Hong Kong China Rugby Union
- Sport: Rugby union
- Founded: 1952; 74 years ago
- World Rugby affiliation: 1988
- Asia Rugby affiliation: 1987
- President: Patrick Donovan
- Men's coach: Lewis Evans
- Women's coach: Jo Hull
- Website: www.hkrugby.com

= Hong Kong China Rugby Union =

Governing body for rugby union in Hong Kong

Hong Kong China Rugby Union (中國香港欖球總會; abbrev. HKCR) is the governing body for rugby union in Hong Kong. It was founded in 1952 and became affiliated to World Rugby (then known as the International Rugby Board) in 1988. It organises and oversees local rugby, including the annual Hong Kong Sevens tournament and the HKRU Premierships.

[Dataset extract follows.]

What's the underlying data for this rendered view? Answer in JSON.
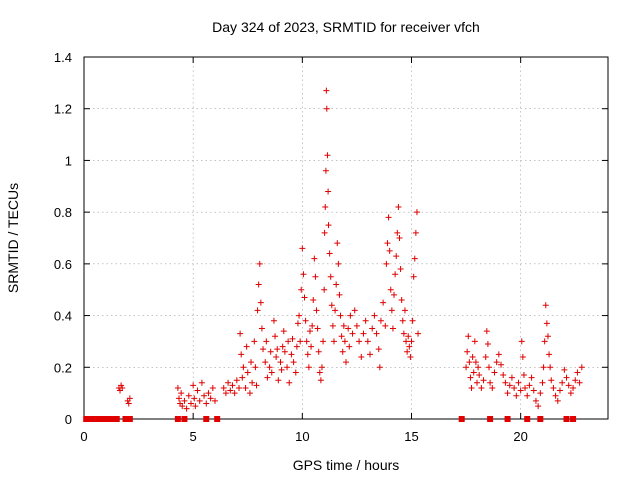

The organisation was formerly named Hong Kong Rugby Football Union, and Hong Kong Rugby Union (HKRU) before 2023.

== History ==

Old HKRU logo

In November 2022, Glory to Hong Kong was played after a match between the teams from South Korea and Hong Kong. The HKRU said "The HKRU expressed its extreme dissatisfaction at this occurrence and has received a full explanation of the circumstances that led to this. Whilst we accept this was a case of human error it was nevertheless not acceptable." Media reported that the local organiser had earlier asked each team for a copy of their anthems to play at the competition, but the Hong Kong team did not submit one.

Later in November 2022, the head of HKRU, Robbie McRobbie, said new rules that dictate athletes should correct organisers if the national anthem is played incorrectly were reasonable and practical.